Sans le savoir, j’avais fait un pas de plus dans ma vie de militante. J’ai appris que défendre mes collègues était aussi une façon de me défendre moi-même. Que la solidarité n’était pas qu’un slogan vide, qu’elle s’incarnait dans des enjeux et des actions concrètes. Qu’il faut parfois sacrifier son intérêt immédiat pour le bien commun.

Après de longues années comme membre du conseil d’administration de la SARTEC, j’en suis devenue la présidente. Et au cours de mon deuxième mandat éclatait le scandale Cinar, cette compagnie de production contre laquelle l’auteur et dessinateur Claude Robinson avait entrepris un combat homérique — qui durera 20 ans. La SARTEC avait alors pris fait et cause pour Claude Robinson et nous avions créé un fonds pour l’aider à payer ses frais juridiques. Claude Robinson a ensuite gagné sa cause en Cour suprême, mais au prix de beaucoup de sacrifices.

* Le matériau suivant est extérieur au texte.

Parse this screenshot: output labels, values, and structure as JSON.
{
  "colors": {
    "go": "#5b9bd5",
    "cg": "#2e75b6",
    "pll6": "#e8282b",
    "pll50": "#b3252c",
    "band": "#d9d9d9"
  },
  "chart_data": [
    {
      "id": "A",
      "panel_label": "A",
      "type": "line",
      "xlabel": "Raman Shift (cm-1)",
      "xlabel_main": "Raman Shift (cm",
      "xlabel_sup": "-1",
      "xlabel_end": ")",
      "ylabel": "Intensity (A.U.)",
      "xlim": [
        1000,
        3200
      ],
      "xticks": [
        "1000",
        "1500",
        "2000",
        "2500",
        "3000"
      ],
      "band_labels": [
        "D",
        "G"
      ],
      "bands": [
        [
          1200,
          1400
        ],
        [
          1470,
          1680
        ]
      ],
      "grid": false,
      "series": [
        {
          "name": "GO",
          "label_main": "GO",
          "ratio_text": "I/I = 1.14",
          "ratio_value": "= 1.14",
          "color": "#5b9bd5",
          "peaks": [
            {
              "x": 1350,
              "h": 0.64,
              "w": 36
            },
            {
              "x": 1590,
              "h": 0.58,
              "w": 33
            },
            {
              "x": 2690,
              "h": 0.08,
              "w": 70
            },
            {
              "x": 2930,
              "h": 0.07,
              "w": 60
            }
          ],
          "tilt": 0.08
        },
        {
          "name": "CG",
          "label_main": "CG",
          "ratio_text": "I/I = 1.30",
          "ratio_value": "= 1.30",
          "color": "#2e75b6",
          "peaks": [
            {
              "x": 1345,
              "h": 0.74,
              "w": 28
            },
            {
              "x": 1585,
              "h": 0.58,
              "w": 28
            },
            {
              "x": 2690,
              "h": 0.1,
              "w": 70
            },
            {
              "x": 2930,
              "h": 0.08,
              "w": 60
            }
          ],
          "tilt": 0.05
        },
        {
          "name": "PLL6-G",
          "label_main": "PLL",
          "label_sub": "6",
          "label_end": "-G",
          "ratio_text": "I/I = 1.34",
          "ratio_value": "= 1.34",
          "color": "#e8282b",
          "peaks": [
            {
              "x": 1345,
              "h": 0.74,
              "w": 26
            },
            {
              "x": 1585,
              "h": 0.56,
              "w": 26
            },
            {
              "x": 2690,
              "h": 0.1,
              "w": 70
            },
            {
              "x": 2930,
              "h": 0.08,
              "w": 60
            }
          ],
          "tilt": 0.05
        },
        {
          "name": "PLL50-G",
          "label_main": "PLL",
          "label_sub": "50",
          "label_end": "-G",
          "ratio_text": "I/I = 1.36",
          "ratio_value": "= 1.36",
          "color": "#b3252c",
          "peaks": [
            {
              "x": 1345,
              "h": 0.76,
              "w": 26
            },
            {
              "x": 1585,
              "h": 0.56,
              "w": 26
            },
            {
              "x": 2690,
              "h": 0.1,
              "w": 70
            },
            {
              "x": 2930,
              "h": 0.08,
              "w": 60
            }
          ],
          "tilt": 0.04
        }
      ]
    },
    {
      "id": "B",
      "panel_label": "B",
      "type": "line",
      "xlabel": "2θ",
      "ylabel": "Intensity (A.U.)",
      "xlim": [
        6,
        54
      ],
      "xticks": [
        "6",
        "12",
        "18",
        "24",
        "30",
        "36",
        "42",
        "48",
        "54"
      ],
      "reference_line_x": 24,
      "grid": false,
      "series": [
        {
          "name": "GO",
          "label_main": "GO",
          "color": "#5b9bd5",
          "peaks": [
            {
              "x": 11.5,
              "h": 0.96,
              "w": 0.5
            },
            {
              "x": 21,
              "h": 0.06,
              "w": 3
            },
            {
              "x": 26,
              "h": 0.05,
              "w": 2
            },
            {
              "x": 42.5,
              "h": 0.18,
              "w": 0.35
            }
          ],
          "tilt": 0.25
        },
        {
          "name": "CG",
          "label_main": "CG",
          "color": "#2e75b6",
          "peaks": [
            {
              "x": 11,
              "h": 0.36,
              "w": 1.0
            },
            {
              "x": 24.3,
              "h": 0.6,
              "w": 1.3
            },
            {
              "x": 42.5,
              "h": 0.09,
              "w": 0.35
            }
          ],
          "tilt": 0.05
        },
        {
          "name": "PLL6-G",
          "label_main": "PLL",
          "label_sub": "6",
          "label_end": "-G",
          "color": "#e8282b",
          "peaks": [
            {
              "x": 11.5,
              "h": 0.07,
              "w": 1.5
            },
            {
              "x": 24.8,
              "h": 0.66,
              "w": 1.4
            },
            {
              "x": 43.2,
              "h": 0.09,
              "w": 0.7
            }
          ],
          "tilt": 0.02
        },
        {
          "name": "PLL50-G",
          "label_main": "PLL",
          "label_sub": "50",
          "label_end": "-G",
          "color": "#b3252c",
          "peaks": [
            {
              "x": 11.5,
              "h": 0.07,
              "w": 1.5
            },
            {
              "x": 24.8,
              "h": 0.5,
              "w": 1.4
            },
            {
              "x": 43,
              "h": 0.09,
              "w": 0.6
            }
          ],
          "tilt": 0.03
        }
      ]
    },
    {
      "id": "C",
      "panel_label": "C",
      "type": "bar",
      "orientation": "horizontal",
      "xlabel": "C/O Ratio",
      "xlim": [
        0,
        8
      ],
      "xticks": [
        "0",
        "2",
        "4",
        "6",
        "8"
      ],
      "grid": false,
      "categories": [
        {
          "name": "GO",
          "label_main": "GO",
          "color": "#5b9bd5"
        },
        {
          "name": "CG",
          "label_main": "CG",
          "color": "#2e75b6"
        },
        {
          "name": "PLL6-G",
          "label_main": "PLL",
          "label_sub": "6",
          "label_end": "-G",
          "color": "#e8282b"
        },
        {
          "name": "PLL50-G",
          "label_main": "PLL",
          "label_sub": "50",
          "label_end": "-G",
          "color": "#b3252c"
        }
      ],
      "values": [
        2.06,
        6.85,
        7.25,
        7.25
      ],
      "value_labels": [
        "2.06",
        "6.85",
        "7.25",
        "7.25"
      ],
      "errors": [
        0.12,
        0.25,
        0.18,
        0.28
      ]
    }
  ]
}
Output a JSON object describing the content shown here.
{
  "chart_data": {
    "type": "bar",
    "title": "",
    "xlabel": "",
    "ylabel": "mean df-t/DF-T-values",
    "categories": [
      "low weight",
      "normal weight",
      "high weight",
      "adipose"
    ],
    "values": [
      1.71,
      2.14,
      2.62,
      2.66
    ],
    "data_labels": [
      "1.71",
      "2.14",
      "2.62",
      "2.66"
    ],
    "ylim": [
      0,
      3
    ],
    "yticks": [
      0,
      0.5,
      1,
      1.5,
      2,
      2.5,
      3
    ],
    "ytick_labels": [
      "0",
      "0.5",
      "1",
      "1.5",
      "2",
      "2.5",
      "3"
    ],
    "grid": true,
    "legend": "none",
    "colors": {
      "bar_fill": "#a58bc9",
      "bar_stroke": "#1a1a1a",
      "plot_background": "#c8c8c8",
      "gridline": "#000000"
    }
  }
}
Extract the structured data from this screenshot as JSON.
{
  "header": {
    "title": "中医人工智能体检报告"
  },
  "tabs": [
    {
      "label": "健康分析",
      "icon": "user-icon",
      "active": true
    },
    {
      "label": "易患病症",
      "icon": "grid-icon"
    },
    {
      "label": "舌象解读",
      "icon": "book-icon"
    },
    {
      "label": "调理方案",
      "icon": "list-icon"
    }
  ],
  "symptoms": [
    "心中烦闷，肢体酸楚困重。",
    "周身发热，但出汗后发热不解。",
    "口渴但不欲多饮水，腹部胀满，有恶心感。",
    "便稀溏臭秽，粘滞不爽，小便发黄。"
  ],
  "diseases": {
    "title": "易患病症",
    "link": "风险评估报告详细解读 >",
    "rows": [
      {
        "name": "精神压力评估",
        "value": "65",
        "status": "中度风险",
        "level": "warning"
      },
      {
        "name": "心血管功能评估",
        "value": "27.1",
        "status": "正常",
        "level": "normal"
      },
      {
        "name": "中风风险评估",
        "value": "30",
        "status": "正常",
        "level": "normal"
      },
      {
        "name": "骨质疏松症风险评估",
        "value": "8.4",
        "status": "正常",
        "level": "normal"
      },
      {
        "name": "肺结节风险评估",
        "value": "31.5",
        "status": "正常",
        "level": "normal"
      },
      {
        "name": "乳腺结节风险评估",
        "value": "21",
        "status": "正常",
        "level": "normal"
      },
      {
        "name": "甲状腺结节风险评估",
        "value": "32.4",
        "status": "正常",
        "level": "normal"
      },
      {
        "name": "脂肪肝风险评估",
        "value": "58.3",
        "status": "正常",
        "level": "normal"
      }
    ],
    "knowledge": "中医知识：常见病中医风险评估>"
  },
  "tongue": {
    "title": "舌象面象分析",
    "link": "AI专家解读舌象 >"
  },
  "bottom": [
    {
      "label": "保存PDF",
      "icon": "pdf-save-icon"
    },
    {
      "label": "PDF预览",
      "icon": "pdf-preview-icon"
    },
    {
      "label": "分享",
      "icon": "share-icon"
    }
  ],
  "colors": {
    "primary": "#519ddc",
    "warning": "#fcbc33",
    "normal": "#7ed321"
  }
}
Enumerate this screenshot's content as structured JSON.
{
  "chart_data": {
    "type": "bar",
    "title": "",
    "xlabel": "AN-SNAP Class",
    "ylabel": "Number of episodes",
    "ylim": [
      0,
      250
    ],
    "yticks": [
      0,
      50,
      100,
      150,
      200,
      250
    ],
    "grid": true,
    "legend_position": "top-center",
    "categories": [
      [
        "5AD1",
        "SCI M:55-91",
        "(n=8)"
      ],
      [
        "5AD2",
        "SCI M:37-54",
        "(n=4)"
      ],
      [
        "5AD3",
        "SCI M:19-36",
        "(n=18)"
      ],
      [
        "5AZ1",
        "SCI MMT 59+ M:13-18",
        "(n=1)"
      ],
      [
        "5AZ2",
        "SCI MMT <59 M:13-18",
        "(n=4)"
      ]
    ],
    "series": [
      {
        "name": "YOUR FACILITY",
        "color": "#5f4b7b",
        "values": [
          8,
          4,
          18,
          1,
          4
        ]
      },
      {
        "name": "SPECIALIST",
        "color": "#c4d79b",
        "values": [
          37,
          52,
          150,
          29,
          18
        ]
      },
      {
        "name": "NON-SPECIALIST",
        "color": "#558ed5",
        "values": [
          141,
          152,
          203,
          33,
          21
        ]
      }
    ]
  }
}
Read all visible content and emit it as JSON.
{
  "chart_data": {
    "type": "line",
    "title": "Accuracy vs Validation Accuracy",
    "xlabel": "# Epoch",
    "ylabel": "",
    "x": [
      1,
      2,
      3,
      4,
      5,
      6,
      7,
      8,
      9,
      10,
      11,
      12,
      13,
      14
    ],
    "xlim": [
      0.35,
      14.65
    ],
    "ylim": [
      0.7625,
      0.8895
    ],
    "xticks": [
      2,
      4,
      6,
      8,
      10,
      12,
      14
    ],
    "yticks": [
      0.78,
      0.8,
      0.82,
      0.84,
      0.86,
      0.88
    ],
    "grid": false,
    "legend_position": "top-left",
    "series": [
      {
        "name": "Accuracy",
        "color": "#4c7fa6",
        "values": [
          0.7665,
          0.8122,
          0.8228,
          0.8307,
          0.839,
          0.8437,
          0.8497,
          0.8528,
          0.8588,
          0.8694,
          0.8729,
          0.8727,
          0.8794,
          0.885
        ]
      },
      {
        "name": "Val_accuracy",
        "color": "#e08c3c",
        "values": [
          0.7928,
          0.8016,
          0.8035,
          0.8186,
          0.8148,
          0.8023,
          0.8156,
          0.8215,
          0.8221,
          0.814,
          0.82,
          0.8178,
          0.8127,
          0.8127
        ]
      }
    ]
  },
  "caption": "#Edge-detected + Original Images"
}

Lorsque j’ai publié mon premier roman, en 2006, ma première constatation a été que, contrairement aux scénaristes et aux autres artistes qui sont sous la Loi sur le statut professionnel et les conditions d’engagement des artistes de la scène, du disque et du cinéma (chapitre S-32.1), les écrivain.e.s étaient sous la Loi sur le statut professionnel des artistes des arts visuels, des métiers d’art et de la littérature et sur leurs contrats avec les diffuseurs (chapitre S-32.01), qui n’oblige d’aucune façon les éditeurs à négocier des ententes-cadres. Cette injustice m’a révoltée. Pourquoi, en tant que scénariste, j’avais droit à la protection d’une convention collective qui établit les conditions minimales d’écriture ainsi qu’un filet social, et qu’en tant qu’écrivaine, je n’y avais pas droit ? Pourquoi une telle disparité entre deux métiers d’écriture ?

C’est la raison pour laquelle j’ai présenté ma candidature en 2011 au conseil d’administration de l’UNEQ. Après huit années à titre de membre du conseil, puis de secrétaire-trésorière, j’ai été élue présidente, avec le même objectif : que les écrivain.e.s soient enfin reconnus comme des artistes à part entière, au même titre que les autres créateurs, et qu’ils bénéficient de la même protection.

*****

Le gouvernement Legault a annoncé en décembre dernier, par la voix de Nathalie Roy, ministre de la Culture et des Communications, une révision des deux lois du statut de l’artiste (voir le communiqué de l’UNEQ). Et j’entends bien, comme présidente de l’UNEQ, continuer à faire entendre notre voix haut et fort pour obtenir enfin une loi du statut de l’artiste juste, efficace et équitable.

On ne naît pas militant.e, on le devient.